Page 84 of Girl, Accused
Patricia mock fainted. ‘You’re lucky it’s not 1950. You’re being… safe?’
‘Ma. Seriously.’
She checked her phone again and, to no surprise of Luca, found it was still dead. She tossed it aside. ‘I’m just saying. I might want grandkids one day.’
‘Ask me again in a few years.’
‘I will!’ she said. ‘Tell me about her. Properly. Not the quick version you gave me over the phone.’
‘What do you want to know?’
‘Everything. What's she like? Is she good to you? Are you good to her?’
Luca pulled at a loose thread on his sleeve. How to distill Ella Dark into words? How to describe a woman whose mind retained everything it absorbed, who could recall every detail of every crime scene she'd ever witnessed, who sometimes woke up gasping from dreams where the dead visited with questions she couldn't answer.
‘She’s great.’
‘That’s all I get? Great?’
‘There’s a lot to mention. I don’t know where to start.’

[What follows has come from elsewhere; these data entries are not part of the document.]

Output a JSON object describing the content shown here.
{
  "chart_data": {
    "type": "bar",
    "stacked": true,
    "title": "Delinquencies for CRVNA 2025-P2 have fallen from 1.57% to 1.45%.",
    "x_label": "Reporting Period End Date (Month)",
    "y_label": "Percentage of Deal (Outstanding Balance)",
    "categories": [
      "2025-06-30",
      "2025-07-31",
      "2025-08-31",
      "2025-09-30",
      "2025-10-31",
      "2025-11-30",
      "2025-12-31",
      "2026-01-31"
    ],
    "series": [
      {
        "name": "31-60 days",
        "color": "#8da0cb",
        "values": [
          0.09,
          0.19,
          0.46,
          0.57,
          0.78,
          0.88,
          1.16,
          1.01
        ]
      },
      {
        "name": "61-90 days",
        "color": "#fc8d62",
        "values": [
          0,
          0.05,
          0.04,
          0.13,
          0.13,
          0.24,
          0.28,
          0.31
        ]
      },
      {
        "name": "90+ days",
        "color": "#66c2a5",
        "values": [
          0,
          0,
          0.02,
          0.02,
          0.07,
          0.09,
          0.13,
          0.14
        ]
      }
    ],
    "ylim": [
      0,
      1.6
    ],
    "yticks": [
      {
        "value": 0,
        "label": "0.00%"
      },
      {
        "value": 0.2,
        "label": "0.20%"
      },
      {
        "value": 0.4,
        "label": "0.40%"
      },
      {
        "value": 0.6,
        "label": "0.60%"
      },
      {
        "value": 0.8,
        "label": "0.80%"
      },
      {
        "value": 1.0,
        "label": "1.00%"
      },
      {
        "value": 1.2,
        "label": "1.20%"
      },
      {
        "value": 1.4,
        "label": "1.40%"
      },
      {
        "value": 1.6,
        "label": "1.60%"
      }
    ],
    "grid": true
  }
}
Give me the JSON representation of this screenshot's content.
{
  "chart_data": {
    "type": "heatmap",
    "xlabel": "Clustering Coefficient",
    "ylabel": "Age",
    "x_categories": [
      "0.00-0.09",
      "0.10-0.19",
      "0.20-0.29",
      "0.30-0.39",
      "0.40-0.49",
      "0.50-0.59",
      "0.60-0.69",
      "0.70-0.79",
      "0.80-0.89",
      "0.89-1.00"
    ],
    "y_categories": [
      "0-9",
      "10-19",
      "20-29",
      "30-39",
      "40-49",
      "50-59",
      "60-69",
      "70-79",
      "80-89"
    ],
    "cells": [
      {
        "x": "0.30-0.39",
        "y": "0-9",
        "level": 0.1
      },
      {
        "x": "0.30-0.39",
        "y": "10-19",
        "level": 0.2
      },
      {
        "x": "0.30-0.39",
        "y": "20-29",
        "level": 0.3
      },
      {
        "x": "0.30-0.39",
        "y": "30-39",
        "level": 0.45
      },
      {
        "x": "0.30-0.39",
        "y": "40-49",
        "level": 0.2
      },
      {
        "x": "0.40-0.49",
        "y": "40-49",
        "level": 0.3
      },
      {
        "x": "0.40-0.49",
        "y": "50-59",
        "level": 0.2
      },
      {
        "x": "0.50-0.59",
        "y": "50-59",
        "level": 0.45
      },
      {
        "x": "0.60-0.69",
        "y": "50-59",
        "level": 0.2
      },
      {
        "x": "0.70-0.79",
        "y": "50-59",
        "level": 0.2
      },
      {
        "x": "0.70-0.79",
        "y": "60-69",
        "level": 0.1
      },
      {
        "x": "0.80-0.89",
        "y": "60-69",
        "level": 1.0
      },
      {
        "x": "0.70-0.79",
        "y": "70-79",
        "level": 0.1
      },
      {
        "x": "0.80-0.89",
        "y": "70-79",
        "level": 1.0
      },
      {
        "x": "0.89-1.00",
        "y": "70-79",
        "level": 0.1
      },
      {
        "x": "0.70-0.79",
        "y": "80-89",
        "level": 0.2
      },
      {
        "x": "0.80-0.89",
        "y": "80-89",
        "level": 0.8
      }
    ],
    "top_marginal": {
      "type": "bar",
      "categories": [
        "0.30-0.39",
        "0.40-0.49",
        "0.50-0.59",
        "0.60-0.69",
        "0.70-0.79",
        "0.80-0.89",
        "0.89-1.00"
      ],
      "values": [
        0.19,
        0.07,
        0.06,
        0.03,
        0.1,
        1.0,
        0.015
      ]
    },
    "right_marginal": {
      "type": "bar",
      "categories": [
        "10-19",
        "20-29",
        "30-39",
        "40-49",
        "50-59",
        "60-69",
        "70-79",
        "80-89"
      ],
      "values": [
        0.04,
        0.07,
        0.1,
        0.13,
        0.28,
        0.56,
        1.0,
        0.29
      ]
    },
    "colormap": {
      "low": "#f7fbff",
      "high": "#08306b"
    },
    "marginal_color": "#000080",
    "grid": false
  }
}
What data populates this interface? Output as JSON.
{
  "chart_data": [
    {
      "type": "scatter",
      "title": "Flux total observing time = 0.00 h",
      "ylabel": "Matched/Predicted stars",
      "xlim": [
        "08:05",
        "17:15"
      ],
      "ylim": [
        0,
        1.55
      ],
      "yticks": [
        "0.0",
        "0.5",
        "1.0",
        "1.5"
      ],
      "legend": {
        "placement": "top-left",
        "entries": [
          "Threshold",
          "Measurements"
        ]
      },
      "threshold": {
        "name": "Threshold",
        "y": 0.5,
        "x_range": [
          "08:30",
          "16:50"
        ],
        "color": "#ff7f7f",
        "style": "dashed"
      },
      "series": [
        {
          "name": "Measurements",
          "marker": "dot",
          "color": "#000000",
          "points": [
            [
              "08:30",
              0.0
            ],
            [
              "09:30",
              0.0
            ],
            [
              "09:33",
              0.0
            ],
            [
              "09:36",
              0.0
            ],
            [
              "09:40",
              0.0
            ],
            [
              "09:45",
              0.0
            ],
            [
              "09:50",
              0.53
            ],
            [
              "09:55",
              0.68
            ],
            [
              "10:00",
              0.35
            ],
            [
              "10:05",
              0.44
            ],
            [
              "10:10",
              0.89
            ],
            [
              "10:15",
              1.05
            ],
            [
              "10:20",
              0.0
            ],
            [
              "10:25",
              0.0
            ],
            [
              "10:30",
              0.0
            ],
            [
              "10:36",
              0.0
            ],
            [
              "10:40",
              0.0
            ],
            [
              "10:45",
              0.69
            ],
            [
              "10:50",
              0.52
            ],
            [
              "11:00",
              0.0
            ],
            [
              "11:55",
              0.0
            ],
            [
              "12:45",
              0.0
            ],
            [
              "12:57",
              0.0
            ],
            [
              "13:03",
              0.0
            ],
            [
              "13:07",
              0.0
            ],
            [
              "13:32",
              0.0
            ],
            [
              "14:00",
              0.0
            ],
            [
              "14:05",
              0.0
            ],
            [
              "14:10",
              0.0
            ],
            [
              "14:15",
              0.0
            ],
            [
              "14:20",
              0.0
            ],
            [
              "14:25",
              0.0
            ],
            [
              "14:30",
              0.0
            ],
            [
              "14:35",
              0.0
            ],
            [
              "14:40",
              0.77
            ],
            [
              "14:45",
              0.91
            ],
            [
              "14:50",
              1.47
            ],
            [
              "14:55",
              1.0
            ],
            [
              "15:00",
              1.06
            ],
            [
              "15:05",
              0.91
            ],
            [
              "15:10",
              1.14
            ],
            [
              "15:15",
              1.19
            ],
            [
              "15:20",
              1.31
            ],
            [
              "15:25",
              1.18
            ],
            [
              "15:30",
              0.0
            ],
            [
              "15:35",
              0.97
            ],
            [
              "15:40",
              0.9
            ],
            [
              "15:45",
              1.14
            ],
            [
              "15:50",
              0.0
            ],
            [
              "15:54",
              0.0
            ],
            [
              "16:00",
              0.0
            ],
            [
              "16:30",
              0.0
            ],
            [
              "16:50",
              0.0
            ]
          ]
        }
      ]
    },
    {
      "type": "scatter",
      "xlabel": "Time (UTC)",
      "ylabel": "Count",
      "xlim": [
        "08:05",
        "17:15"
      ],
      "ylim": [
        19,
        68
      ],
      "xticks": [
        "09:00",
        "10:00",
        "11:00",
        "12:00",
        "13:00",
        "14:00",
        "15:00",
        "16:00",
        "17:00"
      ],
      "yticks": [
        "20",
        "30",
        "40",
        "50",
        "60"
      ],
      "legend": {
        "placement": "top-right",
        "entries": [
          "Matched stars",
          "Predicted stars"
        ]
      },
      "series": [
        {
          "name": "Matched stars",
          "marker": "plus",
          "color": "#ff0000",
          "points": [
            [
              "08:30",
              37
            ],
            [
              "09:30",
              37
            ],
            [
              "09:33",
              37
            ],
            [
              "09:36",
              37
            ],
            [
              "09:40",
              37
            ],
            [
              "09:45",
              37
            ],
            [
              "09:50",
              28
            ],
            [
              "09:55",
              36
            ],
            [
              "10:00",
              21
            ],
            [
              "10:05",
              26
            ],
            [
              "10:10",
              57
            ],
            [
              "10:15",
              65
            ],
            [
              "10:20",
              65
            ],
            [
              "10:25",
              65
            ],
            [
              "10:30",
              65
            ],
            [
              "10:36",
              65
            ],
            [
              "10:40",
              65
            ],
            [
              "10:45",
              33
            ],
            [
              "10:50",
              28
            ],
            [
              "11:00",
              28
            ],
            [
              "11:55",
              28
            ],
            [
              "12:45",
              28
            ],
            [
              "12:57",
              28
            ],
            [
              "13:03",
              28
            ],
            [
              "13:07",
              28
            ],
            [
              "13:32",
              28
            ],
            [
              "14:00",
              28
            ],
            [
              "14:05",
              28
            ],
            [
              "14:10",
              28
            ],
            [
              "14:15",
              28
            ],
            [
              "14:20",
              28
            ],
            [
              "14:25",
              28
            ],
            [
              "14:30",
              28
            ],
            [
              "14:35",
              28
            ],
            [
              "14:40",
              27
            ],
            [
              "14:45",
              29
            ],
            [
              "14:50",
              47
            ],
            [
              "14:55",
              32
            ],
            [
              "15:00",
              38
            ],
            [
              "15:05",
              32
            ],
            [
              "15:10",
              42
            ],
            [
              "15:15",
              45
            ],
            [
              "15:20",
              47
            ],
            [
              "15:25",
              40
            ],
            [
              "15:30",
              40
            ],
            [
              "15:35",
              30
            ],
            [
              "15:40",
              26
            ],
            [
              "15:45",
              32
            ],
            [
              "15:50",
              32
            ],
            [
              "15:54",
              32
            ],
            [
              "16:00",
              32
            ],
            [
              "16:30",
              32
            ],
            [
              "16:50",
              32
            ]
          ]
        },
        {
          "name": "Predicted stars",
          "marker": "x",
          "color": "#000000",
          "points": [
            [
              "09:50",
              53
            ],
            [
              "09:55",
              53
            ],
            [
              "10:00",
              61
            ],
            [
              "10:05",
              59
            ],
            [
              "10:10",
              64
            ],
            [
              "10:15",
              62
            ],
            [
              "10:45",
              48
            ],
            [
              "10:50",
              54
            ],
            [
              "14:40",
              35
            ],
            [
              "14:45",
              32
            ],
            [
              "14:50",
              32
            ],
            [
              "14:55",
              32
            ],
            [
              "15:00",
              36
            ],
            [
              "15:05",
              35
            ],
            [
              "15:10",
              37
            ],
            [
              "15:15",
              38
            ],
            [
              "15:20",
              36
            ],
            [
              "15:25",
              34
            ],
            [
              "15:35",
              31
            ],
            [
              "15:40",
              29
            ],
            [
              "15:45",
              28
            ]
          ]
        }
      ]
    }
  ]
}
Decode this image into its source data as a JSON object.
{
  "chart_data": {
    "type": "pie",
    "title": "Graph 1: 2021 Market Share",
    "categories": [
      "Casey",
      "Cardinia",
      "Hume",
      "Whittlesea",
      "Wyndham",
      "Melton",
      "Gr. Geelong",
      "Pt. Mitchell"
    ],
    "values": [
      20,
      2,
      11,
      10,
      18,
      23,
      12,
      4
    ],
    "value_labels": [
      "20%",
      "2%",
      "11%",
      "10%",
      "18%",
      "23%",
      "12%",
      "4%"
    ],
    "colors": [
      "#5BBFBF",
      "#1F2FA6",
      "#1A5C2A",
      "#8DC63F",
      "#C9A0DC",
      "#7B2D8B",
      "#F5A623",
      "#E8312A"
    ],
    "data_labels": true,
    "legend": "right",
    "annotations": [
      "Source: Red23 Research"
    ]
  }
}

‘I’m here all week, so take your time.’ She stood and headed for the kitchen. ‘You eaten? I was going to make some eggs.’
‘It's almost midnight.’
‘And? Last I checked, eggs don't know what time it is. So when am I going to meet her?’
‘Are we still on that?’
‘We sure are.’
‘You can meet her whenever. You could come to D.C. if you want.’
Patricia barked a laugh. ‘Me? In the city? I’d rather sit on a cactus. Bring her up here.’
Luca knew hewasn’t going to win this battle. His mom would have made a great attorney because she had an answer for everything. The worst part was that her answers usually had merit.
‘Alright, I’ll see if she wants to come down. Have you seen her? Want to see a picture?’
‘Oh, I’ve seen her, honey. We all have.’
Luca thought he hadn’t heard her correctly. ‘I’ve shown you her? When?’
‘I saw her on the news not long ago. Something down in Louisiana? She helped put that killer on death row. Creed was it?’
The world suddenly slipped away, and Luca was transported back in time. A memory surfaced of him sitting on the sofa with Ella at home, and then being at HQ, and then searching the office for something.
Something Ella had lost.
And it had all happened right after her trip to Louisiana.
Luca grabbed his cell, found Ella's name, and hammered the screen. He ran to the back door.
‘Chops, honey. Is everything okay?’ his mom asked.
But Luca was out of the door, into the garden, desperately needing to get five bars of signal on his phone.
He suddenly knew exactly what was going on.